JLD, 3 février 2025 — 25/00437

Fait droit à l'ensemble des demandes du ou des demandeurs sans accorder de délais d'exécution au défendeur Cour de cassation — JLD

Texte intégral

Annexe TJ Meaux - (rétentions administratives) N° RG 25/00437 Page

TRIBUNAL JUDICIAIRE DE MEAUX ────────── CONTENTIEUX DE LA RETENTION ADMINISTRATIVE ──── [Adresse 19]

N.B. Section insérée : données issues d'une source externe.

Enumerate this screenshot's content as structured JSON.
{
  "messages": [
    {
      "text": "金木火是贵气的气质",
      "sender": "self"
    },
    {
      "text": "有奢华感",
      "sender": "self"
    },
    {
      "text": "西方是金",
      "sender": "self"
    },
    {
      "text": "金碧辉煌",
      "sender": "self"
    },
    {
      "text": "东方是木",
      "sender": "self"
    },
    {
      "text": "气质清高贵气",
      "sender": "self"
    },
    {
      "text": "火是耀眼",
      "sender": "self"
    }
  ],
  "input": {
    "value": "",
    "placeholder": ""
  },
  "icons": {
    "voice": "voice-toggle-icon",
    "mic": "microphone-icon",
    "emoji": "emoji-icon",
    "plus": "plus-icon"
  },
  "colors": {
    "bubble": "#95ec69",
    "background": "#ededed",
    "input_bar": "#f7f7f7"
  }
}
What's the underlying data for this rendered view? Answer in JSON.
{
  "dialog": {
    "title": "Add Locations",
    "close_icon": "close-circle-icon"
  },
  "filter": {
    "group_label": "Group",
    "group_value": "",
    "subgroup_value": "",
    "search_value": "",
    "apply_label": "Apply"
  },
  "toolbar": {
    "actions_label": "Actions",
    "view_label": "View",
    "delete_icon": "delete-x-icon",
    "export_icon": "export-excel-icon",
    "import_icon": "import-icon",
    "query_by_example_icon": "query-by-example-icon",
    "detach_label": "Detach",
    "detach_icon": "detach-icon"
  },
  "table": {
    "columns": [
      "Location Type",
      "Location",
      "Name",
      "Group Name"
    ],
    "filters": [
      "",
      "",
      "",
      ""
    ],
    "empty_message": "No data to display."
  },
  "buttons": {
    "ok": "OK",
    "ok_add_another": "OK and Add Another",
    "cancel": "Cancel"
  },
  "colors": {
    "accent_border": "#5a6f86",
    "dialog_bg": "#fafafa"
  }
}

Ordonnance statuant sur la quatrième prolongation d’une mesure de rétention administrative

Ordonnance du 03 Février 2025 Dossier N° RG 25/00437

Nous, Virginie BARRAUD, magistrat du siège au tribunal judiciaire de Meaux, assisté de Amandine CHAPOUX, greffier ;

Vu les articles L 742-2, L 742-5, R 741-1, R 741-2, R 742-1 à R 743-9 du code de l’entrée et du séjour des étrangers et du droit d’asile ;

Vu l’arrêté pris le 23 mars 2022 par le préfet de VAL-DE-MARNE faisant obligation à M. [P] alias [P] [O] de quitter le territoire français ;

Vu la décision de placement en rétention administrative prise le 20 novembre 2024 par le PRÉFET DU VAL-DE-MARNE à l’encontre de M. [P] alias [P] [O], notifiée à l’intéressé le 20 novembre 2024 à 09h08 ;

Vu l’ordonnance rendue le 19 janvier 2025 par le magistrat du siège du tribunal judiciaire de MEAUX prolongeant la rétention administrative de M. [P] alias [P] [O] pour une durée de quinze jours à compter du 19 janvier 2025 ;

Vu la requête du PRÉFET DU VAL-DE-MARNE datée du 02 février 2025, reçue et enregistrée le 02 février 2025 à 09h21 au greffe du tribunal, tendant à la quatrième prolongation pour une durée de quinze jours supplémentaires, à compter du 03 février 2025, la rétention administrative de :

Monsieur [P] alias [P] [O], né le 21 Mars 2002 à [Localité 22] (ALGERIE)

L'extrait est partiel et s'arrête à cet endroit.